One example of a molecule made exclusively with biomanufacturing is the monomer Zymergen developed for the company’s new optical film, Hyaline. Zymergen — an Emeryville-based company that is part of the new institute — developed Hyaline in response to an unmet electronics market need. In this case, that need is to improve optical clarity and scratch resistance on many cell phone and tablet screens.
“The broader BioMADE team will provide proof-of-concept manufacturing capacity and help develop key capabilities in the emerging manufacturing workforce, both of which are critical to strengthening U.S. competitiveness,” said Zach Serber, chief science officer and co-founder of Zymergen.

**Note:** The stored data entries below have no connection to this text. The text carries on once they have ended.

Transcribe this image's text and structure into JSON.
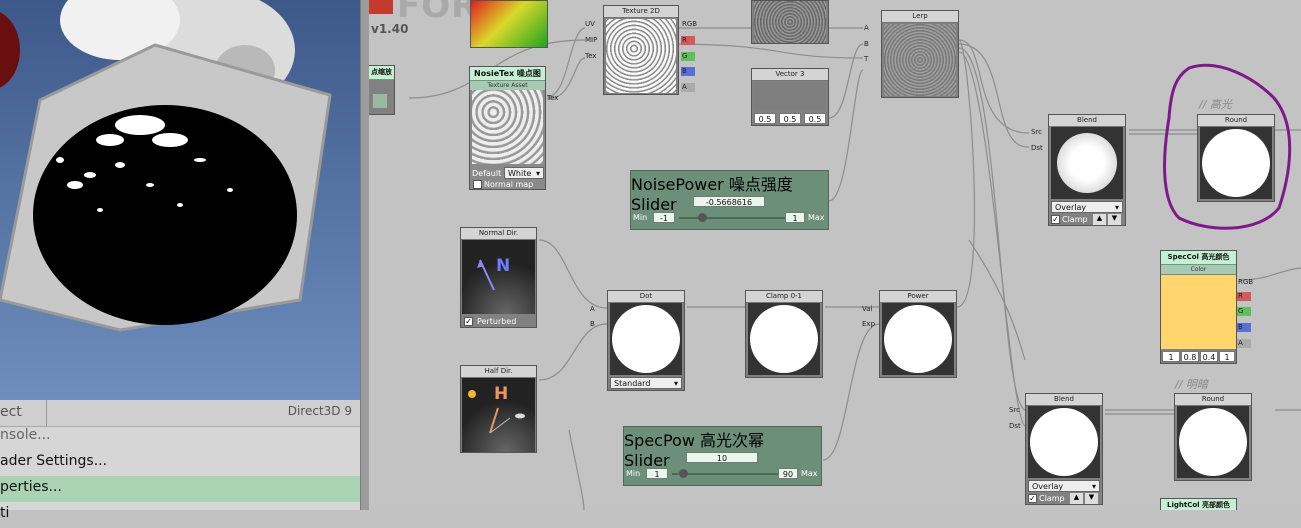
{
  "preview": {
    "panel_items": [
      "ect",
      "nsole...",
      "ader Settings...",
      "perties...",
      "ti"
    ],
    "renderer": "Direct3D 9"
  },
  "graph": {
    "logo": "FORGE",
    "version": "v1.40",
    "partial_node_label": "点缩放",
    "texture2d": {
      "title": "Texture 2D",
      "inputs": [
        "UV",
        "MIP",
        "Tex"
      ],
      "outputs": [
        "RGB",
        "R",
        "G",
        "B",
        "A"
      ]
    },
    "noise_tex": {
      "title": "NosieTex 噪点图",
      "subtitle": "Texture Asset",
      "port": "Tex",
      "default_label": "Default",
      "default_value": "White",
      "normal_map_label": "Normal map"
    },
    "lerp": {
      "title": "Lerp",
      "inputs": [
        "A",
        "B",
        "T"
      ]
    },
    "vector3": {
      "title": "Vector 3",
      "values": [
        "0.5",
        "0.5",
        "0.5"
      ]
    },
    "noise_power": {
      "title": "NoisePower 噪点强度",
      "subtitle": "Slider",
      "value": "-0.5668616",
      "min_label": "Min",
      "min": "-1",
      "max_label": "Max",
      "max": "1",
      "fraction": 0.22
    },
    "blend_top": {
      "title": "Blend",
      "inputs": [
        "Src",
        "Dst"
      ],
      "mode": "Overlay",
      "clamp_label": "Clamp"
    },
    "round_top": {
      "title": "Round",
      "comment": "// 高光"
    },
    "spec_col": {
      "title": "SpecCol 高光颜色",
      "subtitle": "Color",
      "values": [
        "1",
        "0.8",
        "0.4",
        "1"
      ],
      "outputs": [
        "RGB",
        "R",
        "G",
        "B",
        "A"
      ],
      "color": "#ffd66e"
    },
    "normal_dir": {
      "title": "Normal Dir.",
      "glyph": "N",
      "checkbox": "Perturbed"
    },
    "half_dir": {
      "title": "Half Dir.",
      "glyph": "H"
    },
    "dot": {
      "title": "Dot",
      "inputs": [
        "A",
        "B"
      ],
      "mode": "Standard"
    },
    "clamp01": {
      "title": "Clamp 0-1"
    },
    "power": {
      "title": "Power",
      "inputs": [
        "Val",
        "Exp"
      ]
    },
    "spec_pow": {
      "title": "SpecPow 高光次幂",
      "subtitle": "Slider",
      "value": "10",
      "min_label": "Min",
      "min": "1",
      "max_label": "Max",
      "max": "90",
      "fraction": 0.1
    },
    "blend_bottom": {
      "title": "Blend",
      "inputs": [
        "Src",
        "Dst"
      ],
      "mode": "Overlay",
      "clamp_label": "Clamp"
    },
    "round_bottom": {
      "title": "Round",
      "comment": "// 明暗"
    },
    "light_col": {
      "title": "LightCol 亮部颜色"
    }
  },
  "colors": {
    "node_header": "#d4d4d4",
    "property_header": "#c6f0d4",
    "annotation_stroke": "#7d1a8a",
    "r": "#d35a5a",
    "g": "#5fbf5f",
    "b": "#5a6fd3"
  }
}
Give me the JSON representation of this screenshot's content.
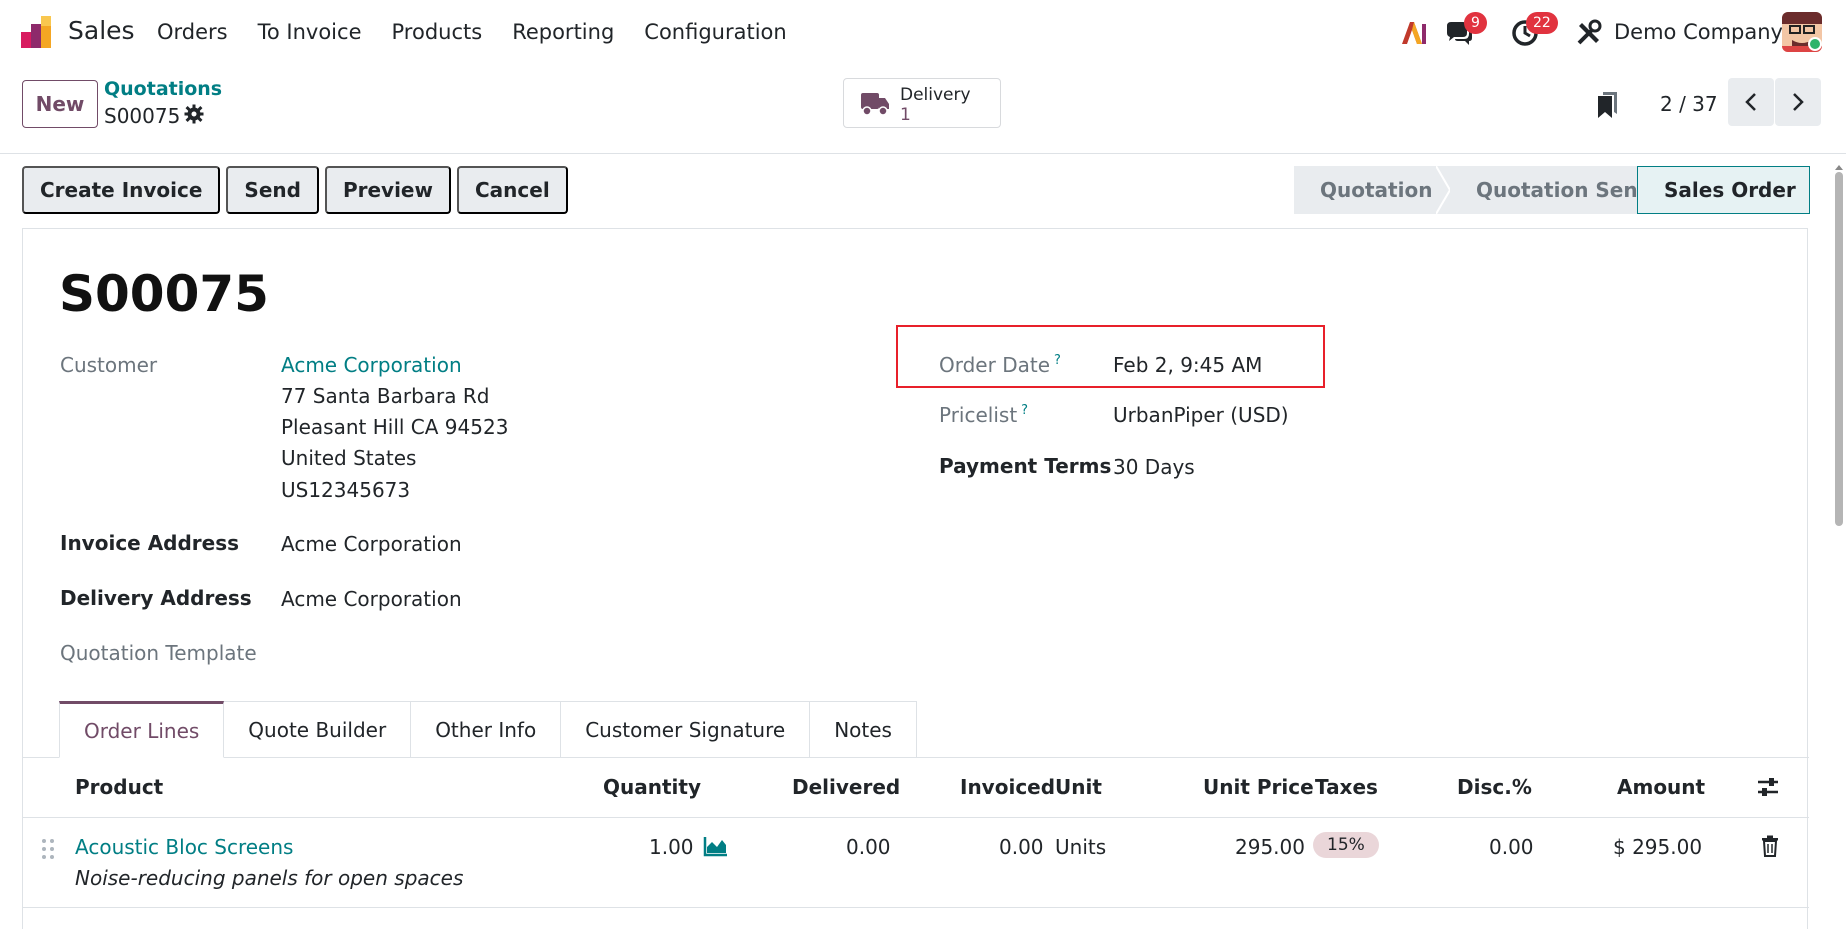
{
  "navbar": {
    "app_name": "Sales",
    "menu": [
      "Orders",
      "To Invoice",
      "Products",
      "Reporting",
      "Configuration"
    ],
    "messages_count": "9",
    "activities_count": "22",
    "company": "Demo Company"
  },
  "control": {
    "new_label": "New",
    "breadcrumb": "Quotations",
    "record": "S00075",
    "delivery_label": "Delivery",
    "delivery_count": "1",
    "pager": "2 / 37"
  },
  "actions": [
    "Create Invoice",
    "Send",
    "Preview",
    "Cancel"
  ],
  "status": {
    "stages": [
      "Quotation",
      "Quotation Sent",
      "Sales Order"
    ],
    "active": "Sales Order"
  },
  "form": {
    "title": "S00075",
    "customer_label": "Customer",
    "customer_name": "Acme Corporation",
    "customer_address": [
      "77 Santa Barbara Rd",
      "Pleasant Hill CA 94523",
      "United States",
      "US12345673"
    ],
    "invoice_address_label": "Invoice Address",
    "invoice_address": "Acme Corporation",
    "delivery_address_label": "Delivery Address",
    "delivery_address": "Acme Corporation",
    "quotation_template_label": "Quotation Template",
    "order_date_label": "Order Date",
    "order_date": "Feb 2, 9:45 AM",
    "pricelist_label": "Pricelist",
    "pricelist": "UrbanPiper (USD)",
    "payment_terms_label": "Payment Terms",
    "payment_terms": "30 Days",
    "help_mark": "?"
  },
  "tabs": [
    "Order Lines",
    "Quote Builder",
    "Other Info",
    "Customer Signature",
    "Notes"
  ],
  "table": {
    "headers": {
      "product": "Product",
      "quantity": "Quantity",
      "delivered": "Delivered",
      "invoiced": "Invoiced",
      "unit": "Unit",
      "unit_price": "Unit Price",
      "taxes": "Taxes",
      "disc": "Disc.%",
      "amount": "Amount"
    },
    "rows": [
      {
        "product": "Acoustic Bloc Screens",
        "description": "Noise-reducing panels for open spaces",
        "quantity": "1.00",
        "delivered": "0.00",
        "invoiced": "0.00",
        "unit": "Units",
        "unit_price": "295.00",
        "taxes": "15%",
        "disc": "0.00",
        "amount": "$ 295.00"
      }
    ]
  },
  "colors": {
    "brand": "#714b67",
    "link": "#017e84",
    "highlight": "#e8202a",
    "badge": "#e1333f"
  }
}
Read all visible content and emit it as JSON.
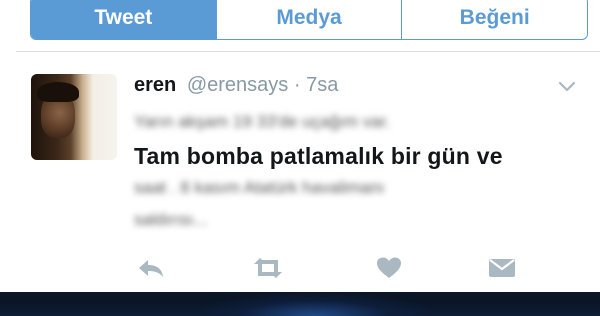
{
  "tabs": [
    {
      "label": "Tweet"
    },
    {
      "label": "Medya"
    },
    {
      "label": "Beğeni"
    }
  ],
  "tweet": {
    "name": "eren",
    "handle": "@erensays",
    "separator": "·",
    "time": "7sa",
    "line1": "Yarın akşam 19 33'de uçağım var.",
    "line2": "Tam bomba patlamalık bir gün ve",
    "line3": "saat . 8 kasım Atatürk havalimanı",
    "line4": "saldırısı..."
  },
  "colors": {
    "accent": "#5b9bd5",
    "muted": "#8899a6",
    "icon": "#aab8c2"
  },
  "icons": [
    "chevron-down-icon",
    "reply-icon",
    "retweet-icon",
    "heart-icon",
    "message-icon"
  ]
}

Another institute member, Amyris of Emeryville, is best known for its anti-malarial drug, artemisinin, produced by fermentation and distributed as part of a combination therapy throughout the tropics. But the company also ferments squalene — a cosmetic ingredient normally sourced from sharks — and even markets a 100% plant-based squalene skin cream, Biossance.
Similar companies have sprung up around the country — in particular, in the Boston area — where many are spinoffs from MIT. BioMADE will link the Boston and Bay Area biotech hubs and biotech companies throughout the U.S. with companies such as Cargill and ADM that have experience with large-scale, but simpler, biomanufacturing.
“The San Francisco Bay Area and the Boston area are major biotechnology innovation hubs in the U.S.,” Friedman said. “What we need to do is connect those innovation hubs — which include companies and the universities around them that can make a small amount of anything — with the Cargills of the world that can make a large amount of a small number of things and solidify those connections in order to develop a much greater number of products.”
One of the molecules DoD is interested in is resveratrol, an ingredient in red wine that also has fire retardant properties when polymerized, making it of interest in the electronics industry. The the food-grade version of resveratrol now available — used mainly in dietary supplements — is too expensive to serve as a polymer source. Bio-based resveratrol would be cheaper and easier to make.
“Bridging the gap between lab-scale and at-scale manufacturing, BioMADE brings together companies, universities, national labs and government to strengthen America’s bioeconomy,” said Friedman.
He noted that UC Berkeley’s long history of research and innovation in engineering biology/synthetic biology allowed the EBRC to assemble the consortium in a way that will benefit a huge array of companies, as well as the country’s workforce and national security.
“We, at EBRC, could not have led this team without the critical insights and involvement of our partner institutions and their commitment to the vision of a thriving public-private solution to advance domestic biomanufacturing,” said Friedman. “Turning to the future, we look forward to an inclusive and comprehensive ecosystem of institutions across the country, unified with the goal of advancing U.S. biomanufacturing capabilities, creating products that are as high performing as they are environmentally sustainable.”